Within the world of textiles, we can find dozens of types of fabrics. Textile fibers have been used by humans since their evolution began and their acquisition and creation of culture to this day. Although it’s true that every time more companies use artificial fabrics and even the technology points to the creation of clothes with 3D printers, organic fabrics are still booming.
There are fabrics that are good for the environment, for the people who dress them and for planet earth. Sustainability and organic fibers go hand in hand with circular economy processes.
Cotton, bamboo, wool, linen or silk are some good examples. There are vegetable fibers that make clothes last longer and of a better quality compared to fast fashion, that advocates people buying them, wearing them and throwing them away in a short period of time, thus increasing meaningless consumerism.
Less well known are garments made with cactus fibers or with alpaca hair. The cactus has a flexible fiber and it absorbs a lot of moisture. This material is usually used in products for decoration and fashion elements of long duration that require great resistance. On the other hand, the alpaca hair is widely used in apparel, as well as in rugs or fashion accessories, due to its lightness and warmth.
The Global Organic Textile Standard
Ecological clothing also uses these types of fabrics in its manufacturing processes. These garments must be accredited by the GOTS regulation (Global Organic Textile Standard), that certifies that the materials used are organic.

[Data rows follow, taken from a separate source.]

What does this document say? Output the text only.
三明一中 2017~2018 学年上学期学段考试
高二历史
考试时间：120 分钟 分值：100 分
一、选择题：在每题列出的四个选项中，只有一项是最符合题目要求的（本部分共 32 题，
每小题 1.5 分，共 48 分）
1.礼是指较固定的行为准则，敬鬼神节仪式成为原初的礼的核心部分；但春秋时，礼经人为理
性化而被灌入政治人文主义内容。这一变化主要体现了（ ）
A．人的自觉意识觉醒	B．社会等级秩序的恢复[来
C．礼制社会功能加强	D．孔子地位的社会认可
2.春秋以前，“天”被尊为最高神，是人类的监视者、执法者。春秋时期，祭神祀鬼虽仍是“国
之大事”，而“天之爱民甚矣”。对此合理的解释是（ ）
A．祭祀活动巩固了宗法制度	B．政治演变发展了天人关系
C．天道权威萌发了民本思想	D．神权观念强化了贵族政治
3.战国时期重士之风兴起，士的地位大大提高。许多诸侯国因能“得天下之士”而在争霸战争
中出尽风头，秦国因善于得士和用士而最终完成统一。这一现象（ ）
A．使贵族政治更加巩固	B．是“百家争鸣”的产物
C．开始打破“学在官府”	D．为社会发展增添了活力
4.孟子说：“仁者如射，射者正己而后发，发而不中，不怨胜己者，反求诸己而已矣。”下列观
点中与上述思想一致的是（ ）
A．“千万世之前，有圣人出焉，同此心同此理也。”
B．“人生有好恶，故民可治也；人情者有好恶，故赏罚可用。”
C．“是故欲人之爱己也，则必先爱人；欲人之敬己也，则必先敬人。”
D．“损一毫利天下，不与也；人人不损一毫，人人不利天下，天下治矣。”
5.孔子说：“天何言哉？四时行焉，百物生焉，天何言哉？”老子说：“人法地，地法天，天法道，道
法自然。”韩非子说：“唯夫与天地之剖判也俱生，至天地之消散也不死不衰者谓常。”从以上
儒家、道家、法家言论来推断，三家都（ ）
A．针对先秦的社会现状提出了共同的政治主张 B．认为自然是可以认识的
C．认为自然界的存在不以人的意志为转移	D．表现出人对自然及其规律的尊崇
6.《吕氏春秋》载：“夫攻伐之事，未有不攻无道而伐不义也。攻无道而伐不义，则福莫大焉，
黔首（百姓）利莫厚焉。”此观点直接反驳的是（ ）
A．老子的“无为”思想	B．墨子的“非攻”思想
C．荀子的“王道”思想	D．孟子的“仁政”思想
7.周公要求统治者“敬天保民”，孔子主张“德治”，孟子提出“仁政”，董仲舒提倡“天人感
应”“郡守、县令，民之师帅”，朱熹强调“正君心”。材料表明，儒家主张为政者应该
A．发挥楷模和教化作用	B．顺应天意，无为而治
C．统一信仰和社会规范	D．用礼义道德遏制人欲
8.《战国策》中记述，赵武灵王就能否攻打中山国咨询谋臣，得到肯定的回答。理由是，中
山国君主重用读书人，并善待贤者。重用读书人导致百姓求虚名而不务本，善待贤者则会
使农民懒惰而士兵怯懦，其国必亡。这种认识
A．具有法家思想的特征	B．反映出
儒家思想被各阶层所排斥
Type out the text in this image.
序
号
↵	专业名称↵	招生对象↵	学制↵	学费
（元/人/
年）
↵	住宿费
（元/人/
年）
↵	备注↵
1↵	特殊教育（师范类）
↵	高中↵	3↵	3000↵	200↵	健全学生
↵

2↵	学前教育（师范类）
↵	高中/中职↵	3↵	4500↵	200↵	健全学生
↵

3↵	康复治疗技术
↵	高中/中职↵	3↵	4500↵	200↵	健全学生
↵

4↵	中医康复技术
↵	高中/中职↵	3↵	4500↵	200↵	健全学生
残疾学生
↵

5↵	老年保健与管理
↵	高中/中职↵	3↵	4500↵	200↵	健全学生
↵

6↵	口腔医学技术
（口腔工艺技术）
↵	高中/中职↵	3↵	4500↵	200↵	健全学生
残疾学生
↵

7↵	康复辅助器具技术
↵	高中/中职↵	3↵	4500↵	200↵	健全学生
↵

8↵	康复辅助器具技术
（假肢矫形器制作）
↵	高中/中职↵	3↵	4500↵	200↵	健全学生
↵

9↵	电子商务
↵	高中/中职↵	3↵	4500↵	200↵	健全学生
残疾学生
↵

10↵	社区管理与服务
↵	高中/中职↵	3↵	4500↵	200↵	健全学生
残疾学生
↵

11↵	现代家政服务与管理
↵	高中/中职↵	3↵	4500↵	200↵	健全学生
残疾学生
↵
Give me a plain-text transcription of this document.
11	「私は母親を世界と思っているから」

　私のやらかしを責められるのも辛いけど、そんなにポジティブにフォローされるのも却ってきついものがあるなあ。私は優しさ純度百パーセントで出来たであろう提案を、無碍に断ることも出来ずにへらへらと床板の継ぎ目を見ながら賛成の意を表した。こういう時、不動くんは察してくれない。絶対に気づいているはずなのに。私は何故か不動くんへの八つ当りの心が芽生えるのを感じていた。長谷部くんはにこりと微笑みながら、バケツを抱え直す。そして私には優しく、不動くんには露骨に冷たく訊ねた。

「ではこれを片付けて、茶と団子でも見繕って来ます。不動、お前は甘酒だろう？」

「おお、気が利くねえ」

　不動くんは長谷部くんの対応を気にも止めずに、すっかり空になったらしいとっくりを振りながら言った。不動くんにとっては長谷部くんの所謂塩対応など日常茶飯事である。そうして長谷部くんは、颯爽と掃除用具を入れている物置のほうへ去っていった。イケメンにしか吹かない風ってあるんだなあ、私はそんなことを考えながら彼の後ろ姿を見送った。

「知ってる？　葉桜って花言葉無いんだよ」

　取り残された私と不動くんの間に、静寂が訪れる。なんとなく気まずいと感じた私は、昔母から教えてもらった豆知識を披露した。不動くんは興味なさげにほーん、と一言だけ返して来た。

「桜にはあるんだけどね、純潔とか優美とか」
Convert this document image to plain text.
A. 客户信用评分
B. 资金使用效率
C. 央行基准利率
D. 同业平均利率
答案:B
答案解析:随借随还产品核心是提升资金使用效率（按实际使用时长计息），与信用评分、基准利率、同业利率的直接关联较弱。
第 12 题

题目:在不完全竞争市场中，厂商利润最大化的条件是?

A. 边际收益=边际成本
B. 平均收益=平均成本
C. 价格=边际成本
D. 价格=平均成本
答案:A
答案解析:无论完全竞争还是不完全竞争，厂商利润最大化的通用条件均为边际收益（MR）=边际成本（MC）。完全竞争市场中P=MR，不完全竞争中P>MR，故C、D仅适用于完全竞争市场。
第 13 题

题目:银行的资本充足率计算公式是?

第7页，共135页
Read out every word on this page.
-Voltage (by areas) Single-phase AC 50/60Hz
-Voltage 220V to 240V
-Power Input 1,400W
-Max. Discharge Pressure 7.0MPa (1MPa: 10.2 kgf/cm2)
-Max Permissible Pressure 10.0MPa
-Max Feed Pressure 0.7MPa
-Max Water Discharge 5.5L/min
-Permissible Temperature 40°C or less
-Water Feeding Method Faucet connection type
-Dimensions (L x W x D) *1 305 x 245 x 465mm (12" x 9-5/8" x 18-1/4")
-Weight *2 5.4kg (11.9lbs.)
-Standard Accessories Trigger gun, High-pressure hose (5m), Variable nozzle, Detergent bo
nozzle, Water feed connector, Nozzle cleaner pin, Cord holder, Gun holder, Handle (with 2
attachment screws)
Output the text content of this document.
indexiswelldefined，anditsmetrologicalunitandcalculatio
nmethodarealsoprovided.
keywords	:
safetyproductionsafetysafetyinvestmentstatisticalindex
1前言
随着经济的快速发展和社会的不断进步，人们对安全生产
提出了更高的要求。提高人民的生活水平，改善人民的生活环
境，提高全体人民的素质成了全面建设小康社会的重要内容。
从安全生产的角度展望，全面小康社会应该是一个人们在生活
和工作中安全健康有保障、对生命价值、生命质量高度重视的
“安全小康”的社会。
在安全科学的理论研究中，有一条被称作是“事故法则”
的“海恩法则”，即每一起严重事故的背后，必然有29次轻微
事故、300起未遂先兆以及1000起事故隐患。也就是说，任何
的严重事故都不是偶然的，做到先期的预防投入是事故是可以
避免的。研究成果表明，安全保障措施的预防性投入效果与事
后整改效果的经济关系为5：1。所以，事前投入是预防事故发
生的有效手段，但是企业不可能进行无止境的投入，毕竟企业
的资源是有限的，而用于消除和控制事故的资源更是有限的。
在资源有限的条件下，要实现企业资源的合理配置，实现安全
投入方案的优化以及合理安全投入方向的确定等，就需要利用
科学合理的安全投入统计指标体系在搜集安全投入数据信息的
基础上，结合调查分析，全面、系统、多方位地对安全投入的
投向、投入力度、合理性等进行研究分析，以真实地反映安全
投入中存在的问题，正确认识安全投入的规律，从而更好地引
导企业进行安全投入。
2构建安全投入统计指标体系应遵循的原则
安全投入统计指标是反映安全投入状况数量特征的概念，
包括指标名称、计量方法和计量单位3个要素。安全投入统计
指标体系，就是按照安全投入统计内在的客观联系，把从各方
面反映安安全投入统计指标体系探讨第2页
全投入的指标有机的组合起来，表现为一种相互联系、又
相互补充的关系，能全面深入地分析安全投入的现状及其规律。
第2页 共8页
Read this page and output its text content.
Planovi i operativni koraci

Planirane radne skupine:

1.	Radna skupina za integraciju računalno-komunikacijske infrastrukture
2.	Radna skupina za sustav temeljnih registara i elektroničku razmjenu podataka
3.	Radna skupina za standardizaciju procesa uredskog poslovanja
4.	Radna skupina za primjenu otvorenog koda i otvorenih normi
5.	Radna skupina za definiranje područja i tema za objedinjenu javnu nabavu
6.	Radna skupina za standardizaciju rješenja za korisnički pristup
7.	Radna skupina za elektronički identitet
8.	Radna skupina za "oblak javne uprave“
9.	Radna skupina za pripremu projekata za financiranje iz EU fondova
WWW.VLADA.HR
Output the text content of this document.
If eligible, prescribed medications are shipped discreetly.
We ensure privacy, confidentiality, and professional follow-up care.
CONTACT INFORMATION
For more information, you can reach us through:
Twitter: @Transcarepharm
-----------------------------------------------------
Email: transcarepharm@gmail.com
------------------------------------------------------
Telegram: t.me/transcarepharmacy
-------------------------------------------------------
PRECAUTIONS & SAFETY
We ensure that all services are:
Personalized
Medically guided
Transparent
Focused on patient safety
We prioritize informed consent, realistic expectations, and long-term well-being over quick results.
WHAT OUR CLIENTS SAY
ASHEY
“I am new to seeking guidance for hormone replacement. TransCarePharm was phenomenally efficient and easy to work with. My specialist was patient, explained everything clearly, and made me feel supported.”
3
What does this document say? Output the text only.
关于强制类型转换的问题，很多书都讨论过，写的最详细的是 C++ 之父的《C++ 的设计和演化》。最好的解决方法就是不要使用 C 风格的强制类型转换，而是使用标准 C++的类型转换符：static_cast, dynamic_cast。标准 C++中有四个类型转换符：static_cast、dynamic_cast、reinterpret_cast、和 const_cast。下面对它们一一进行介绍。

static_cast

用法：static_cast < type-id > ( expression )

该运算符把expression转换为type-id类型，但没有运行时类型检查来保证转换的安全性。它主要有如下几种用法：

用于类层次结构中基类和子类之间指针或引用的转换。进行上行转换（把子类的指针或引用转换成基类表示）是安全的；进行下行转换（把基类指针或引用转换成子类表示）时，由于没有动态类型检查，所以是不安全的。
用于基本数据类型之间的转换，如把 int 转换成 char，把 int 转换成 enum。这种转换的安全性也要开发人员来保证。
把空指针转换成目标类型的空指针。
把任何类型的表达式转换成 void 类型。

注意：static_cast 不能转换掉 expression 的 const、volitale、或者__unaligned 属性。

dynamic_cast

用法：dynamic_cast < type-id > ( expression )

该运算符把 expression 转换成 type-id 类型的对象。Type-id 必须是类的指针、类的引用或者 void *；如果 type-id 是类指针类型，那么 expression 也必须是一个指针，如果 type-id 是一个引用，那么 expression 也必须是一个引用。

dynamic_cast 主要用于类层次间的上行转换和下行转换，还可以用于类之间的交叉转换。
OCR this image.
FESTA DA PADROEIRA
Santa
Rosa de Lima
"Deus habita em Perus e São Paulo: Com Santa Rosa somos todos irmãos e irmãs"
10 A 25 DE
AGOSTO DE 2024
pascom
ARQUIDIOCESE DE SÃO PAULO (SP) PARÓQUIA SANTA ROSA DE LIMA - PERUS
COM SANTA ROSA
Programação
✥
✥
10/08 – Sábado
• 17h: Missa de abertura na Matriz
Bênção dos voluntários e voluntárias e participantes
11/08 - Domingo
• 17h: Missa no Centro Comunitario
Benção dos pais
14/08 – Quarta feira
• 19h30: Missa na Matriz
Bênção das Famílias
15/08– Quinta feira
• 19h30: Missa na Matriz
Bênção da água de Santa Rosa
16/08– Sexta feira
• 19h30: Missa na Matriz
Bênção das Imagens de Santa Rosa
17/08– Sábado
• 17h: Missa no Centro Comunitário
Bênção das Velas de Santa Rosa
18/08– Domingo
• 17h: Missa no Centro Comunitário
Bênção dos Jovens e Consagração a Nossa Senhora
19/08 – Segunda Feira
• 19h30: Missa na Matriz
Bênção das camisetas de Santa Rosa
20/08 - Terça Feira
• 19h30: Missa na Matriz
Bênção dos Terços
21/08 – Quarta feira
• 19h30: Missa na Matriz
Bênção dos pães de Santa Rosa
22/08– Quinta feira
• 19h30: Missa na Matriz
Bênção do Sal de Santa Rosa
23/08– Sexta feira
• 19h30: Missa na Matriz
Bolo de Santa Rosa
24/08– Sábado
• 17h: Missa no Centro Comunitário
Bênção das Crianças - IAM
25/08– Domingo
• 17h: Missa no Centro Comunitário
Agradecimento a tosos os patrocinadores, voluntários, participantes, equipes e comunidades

As they explain in their official website, GOTS “is the world’s leading standard in the processing of textiles made from organic fiber, which includes ecological and social criteria, and is supported by independent certifications throughout the textile supply chain”.
And adds that its goal “is to define globally recognized requirements for ensuring the organic status of textile products, from the production of the raw material, through responsible production with the environment and the social setting, to proper labelling, so that the final product offers the consumer the necessary safety and credibility. This way, textile processors and manufacturers have the possibility to export their organic fabrics and garments with an accepted certification in all major world markets”.